I went out with Michelle and Janine a few times. It was never like the casual nights I had back at school with Kaitlin. Those girls took going out for a drink to a new level. I was always underdressed in my tight knit shirt and jeans. They got really dolled up and it worked; they got attention. I often felt like a third wheel except for the times that Janine got hit on. The slightest interest from a man would make Janine turn away from us, leaving Michelle and me with nothing much to say to each other.
Janine brought a lot of guys home those first weeks. All of the freedom intoxicated her. She skipped a couple of classes to the horror of Lisa. Janine hobbled around in the mornings with her body looking sore and her hair a tangled mess.
“Just needed to get the cat patted,” she said, smiling and heading back to bed.
Too many random men came into our apartment. This wouldn’t have happened if I stayed with a family. But at least Michelle started taking the small couch in the dining room and not my bed.
At times, I wished that I lived alone. I yearned for quiet when I wanted silence and not the laughter, the crying, the issues these women had and the smells of their bodies. I knew it wasn’t healthy to want to be by myself, but I did. Who knows what would have happened to me if I had been left to my own devices in that apartment?

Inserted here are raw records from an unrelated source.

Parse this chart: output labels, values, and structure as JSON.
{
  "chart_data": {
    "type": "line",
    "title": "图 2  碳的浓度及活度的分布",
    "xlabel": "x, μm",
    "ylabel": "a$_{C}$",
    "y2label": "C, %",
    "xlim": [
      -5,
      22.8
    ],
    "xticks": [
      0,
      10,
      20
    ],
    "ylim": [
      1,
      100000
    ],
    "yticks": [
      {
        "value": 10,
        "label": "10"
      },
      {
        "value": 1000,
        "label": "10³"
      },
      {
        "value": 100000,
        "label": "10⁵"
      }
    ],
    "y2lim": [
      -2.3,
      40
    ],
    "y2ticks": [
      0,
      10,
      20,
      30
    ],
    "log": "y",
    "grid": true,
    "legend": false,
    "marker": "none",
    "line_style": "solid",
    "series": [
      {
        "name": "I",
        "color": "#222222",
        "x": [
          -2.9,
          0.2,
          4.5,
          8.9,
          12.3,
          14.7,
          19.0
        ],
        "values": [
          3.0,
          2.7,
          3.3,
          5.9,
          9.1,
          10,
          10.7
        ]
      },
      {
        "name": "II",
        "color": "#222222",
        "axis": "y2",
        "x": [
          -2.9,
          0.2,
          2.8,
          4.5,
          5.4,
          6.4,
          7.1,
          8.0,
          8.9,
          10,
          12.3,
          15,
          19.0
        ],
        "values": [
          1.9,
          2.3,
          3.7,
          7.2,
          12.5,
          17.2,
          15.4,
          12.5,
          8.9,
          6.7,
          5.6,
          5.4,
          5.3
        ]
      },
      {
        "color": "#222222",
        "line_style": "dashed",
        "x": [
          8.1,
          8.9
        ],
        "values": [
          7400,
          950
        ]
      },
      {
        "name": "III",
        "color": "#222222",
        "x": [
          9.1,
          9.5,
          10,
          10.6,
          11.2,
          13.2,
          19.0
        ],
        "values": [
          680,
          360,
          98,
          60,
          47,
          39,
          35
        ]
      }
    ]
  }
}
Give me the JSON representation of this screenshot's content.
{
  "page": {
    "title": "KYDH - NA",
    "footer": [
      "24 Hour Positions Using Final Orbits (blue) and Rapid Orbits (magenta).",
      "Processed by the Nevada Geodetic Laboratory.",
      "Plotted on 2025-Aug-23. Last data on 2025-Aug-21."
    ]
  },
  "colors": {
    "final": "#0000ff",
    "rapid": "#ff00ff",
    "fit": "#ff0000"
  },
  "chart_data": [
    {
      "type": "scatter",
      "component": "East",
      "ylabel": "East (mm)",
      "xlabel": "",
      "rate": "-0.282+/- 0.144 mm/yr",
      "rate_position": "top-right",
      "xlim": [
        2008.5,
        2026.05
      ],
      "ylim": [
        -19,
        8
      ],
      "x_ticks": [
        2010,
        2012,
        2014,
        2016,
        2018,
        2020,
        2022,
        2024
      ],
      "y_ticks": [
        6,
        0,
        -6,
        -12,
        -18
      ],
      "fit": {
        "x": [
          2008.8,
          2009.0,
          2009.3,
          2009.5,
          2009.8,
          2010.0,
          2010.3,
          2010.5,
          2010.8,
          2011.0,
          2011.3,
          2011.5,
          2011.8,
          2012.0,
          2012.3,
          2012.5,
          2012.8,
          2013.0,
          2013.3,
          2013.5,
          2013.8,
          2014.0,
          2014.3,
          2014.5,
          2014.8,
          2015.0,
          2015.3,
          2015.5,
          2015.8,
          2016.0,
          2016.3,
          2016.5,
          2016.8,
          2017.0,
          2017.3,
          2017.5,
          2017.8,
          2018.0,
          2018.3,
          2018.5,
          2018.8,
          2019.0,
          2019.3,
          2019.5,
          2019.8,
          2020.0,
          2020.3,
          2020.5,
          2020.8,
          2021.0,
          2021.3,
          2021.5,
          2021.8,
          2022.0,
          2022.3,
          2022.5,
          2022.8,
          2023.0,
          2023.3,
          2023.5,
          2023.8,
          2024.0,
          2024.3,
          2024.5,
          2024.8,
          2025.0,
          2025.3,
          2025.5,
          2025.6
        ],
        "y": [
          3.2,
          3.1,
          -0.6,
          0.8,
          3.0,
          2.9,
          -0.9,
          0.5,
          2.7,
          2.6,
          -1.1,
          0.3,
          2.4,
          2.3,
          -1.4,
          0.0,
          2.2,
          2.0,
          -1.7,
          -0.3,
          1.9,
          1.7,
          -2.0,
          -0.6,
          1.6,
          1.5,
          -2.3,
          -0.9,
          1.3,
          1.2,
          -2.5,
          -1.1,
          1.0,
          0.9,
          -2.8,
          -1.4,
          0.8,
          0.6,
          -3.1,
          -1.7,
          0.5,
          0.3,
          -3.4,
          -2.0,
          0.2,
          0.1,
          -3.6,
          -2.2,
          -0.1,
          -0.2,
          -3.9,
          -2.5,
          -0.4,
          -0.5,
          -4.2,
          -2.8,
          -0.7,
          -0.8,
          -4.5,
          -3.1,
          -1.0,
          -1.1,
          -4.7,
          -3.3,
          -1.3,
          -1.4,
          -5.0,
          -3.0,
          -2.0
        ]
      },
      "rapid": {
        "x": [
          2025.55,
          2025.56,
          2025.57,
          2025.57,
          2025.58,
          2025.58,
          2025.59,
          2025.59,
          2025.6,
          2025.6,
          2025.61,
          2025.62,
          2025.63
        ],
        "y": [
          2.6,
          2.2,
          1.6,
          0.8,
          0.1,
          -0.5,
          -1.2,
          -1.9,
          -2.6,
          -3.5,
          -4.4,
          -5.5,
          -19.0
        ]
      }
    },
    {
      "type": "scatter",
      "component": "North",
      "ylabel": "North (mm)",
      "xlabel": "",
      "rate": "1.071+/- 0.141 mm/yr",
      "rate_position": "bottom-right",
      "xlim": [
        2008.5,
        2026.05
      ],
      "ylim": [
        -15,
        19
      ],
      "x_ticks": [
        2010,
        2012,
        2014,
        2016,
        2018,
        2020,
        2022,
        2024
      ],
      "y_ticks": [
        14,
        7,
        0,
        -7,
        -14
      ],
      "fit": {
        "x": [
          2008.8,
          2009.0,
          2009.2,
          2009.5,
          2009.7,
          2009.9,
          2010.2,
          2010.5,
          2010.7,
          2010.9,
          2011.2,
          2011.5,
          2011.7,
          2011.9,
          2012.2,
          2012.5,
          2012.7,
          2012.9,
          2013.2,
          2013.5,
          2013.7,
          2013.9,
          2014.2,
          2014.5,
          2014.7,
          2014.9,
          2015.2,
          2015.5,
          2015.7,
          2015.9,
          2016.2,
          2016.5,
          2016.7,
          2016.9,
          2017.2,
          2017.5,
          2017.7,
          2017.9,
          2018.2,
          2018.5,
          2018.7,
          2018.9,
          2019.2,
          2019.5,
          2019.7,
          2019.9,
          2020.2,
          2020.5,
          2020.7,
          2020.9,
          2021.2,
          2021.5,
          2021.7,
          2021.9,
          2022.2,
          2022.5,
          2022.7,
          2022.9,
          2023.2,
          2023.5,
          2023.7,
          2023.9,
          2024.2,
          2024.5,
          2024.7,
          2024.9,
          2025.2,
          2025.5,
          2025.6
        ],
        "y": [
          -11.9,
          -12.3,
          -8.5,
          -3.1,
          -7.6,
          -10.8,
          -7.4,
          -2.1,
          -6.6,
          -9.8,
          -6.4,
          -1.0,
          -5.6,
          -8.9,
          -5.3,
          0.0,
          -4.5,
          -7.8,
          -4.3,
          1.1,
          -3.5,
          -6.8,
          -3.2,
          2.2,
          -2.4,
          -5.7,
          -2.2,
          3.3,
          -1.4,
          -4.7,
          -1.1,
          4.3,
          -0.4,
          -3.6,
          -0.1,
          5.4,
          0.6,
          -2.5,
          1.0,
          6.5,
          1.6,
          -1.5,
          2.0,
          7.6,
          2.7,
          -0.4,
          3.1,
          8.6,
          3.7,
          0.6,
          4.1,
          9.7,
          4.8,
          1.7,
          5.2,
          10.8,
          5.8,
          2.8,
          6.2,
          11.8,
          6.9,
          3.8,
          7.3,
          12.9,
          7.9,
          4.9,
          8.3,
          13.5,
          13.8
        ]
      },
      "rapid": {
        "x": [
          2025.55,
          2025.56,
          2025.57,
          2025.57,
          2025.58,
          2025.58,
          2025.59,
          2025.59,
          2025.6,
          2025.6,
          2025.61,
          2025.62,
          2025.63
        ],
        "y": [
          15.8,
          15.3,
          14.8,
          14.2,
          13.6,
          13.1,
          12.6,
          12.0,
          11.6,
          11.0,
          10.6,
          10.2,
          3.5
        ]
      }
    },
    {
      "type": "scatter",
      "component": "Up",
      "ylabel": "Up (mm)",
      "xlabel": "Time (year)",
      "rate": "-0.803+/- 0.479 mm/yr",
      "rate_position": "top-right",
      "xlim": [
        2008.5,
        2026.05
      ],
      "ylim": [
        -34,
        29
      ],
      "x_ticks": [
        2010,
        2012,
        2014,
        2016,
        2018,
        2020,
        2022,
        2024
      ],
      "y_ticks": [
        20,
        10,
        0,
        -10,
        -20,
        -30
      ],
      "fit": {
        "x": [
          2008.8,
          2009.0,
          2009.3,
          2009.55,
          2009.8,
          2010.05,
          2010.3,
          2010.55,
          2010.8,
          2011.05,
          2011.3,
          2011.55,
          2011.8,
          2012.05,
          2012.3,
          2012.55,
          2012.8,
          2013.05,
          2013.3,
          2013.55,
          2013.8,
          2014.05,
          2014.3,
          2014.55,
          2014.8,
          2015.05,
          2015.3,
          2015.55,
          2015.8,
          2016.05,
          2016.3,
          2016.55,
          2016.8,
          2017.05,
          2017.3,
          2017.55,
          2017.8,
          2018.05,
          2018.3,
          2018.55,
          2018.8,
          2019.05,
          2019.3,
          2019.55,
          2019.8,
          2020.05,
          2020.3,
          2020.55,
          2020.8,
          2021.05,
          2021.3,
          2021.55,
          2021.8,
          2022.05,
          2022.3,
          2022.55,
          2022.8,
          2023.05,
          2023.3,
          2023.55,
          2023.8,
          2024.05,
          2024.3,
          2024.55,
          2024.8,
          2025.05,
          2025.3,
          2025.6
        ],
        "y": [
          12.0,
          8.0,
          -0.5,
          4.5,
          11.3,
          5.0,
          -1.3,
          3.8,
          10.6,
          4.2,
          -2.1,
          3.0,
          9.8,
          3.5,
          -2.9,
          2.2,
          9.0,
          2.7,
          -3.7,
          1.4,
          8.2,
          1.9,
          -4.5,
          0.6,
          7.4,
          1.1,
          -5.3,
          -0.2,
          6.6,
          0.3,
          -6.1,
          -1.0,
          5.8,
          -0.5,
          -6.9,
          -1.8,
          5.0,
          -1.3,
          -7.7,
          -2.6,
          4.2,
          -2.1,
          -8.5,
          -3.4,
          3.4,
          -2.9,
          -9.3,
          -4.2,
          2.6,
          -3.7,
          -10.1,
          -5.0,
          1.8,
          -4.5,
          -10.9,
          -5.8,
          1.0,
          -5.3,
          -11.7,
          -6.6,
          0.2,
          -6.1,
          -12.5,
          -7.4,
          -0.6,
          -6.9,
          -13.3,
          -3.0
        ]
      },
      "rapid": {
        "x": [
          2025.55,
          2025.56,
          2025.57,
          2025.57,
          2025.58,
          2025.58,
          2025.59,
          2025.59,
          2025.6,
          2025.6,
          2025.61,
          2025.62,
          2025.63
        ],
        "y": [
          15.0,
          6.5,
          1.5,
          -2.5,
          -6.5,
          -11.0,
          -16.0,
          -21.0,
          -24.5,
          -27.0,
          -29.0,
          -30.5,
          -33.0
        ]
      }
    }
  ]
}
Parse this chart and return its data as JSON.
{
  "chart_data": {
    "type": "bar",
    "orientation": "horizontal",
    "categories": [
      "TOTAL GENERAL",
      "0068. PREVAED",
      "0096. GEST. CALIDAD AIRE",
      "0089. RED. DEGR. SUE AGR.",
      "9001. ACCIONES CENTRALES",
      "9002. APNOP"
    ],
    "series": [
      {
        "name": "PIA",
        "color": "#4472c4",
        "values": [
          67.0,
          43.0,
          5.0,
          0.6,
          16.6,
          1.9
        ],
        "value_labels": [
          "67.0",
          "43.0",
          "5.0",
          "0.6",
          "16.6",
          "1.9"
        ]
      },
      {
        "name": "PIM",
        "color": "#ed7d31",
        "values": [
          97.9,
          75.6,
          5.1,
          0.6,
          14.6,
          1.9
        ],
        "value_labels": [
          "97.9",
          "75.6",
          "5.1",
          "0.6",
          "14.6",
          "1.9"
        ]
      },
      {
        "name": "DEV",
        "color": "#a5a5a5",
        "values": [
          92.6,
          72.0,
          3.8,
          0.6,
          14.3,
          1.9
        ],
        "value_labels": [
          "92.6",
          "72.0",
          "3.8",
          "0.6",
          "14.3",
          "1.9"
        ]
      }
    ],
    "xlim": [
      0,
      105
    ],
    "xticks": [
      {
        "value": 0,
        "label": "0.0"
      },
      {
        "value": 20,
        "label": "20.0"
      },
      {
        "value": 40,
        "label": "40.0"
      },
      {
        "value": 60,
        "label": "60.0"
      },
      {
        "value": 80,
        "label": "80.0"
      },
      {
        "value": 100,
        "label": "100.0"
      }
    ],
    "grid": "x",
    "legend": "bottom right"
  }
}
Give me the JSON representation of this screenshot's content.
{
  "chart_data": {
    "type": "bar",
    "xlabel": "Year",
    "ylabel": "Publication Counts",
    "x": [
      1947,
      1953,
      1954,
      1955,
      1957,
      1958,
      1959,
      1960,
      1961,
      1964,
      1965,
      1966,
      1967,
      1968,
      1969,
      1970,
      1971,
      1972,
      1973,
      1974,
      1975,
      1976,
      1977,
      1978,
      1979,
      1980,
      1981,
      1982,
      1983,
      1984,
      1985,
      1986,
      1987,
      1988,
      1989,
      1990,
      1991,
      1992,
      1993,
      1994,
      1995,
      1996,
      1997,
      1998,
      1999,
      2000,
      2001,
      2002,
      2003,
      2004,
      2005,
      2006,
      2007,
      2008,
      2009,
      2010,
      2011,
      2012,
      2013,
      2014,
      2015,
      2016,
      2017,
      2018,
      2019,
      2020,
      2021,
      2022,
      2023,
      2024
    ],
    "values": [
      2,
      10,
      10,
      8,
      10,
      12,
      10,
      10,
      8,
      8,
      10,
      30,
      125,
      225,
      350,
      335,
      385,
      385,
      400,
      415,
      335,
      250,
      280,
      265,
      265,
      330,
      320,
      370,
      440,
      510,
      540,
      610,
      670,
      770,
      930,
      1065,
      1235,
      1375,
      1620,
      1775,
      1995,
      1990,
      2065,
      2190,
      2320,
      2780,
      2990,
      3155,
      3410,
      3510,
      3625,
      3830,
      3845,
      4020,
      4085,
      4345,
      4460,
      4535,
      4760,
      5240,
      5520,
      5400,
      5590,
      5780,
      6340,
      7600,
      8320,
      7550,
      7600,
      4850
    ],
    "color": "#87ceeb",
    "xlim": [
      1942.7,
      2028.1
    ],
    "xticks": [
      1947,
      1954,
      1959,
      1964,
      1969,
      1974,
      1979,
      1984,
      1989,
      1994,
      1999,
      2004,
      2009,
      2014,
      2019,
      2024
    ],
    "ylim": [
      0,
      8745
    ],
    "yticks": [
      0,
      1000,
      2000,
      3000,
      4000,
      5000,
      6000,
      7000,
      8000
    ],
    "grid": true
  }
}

I found my friendship with Olivia. I was scared to hold on to her too tight, though I wanted to. I spent nights with Olivia and Suzie going to bars. No one in Siena spoke English, except the men at the bars where we went every night. There were disparities between night and day. At night, I laughed and drank without worrying about my accent or whether or not I was using the correct tense.
Wherever we went, milatario came out of nowhere to join us. These boys in the military had their own strong scent, button-down shirts, ironed jeans hemmed at the ankle and nice leather shoes. They smirked at everything we said. Their names were things like Pino, Allesandro and Armando. Olivia started a list of names and hung it in her hotel room. Every night she added to it or noted repeats. Mauro was the most popular name and Paolo was a close second.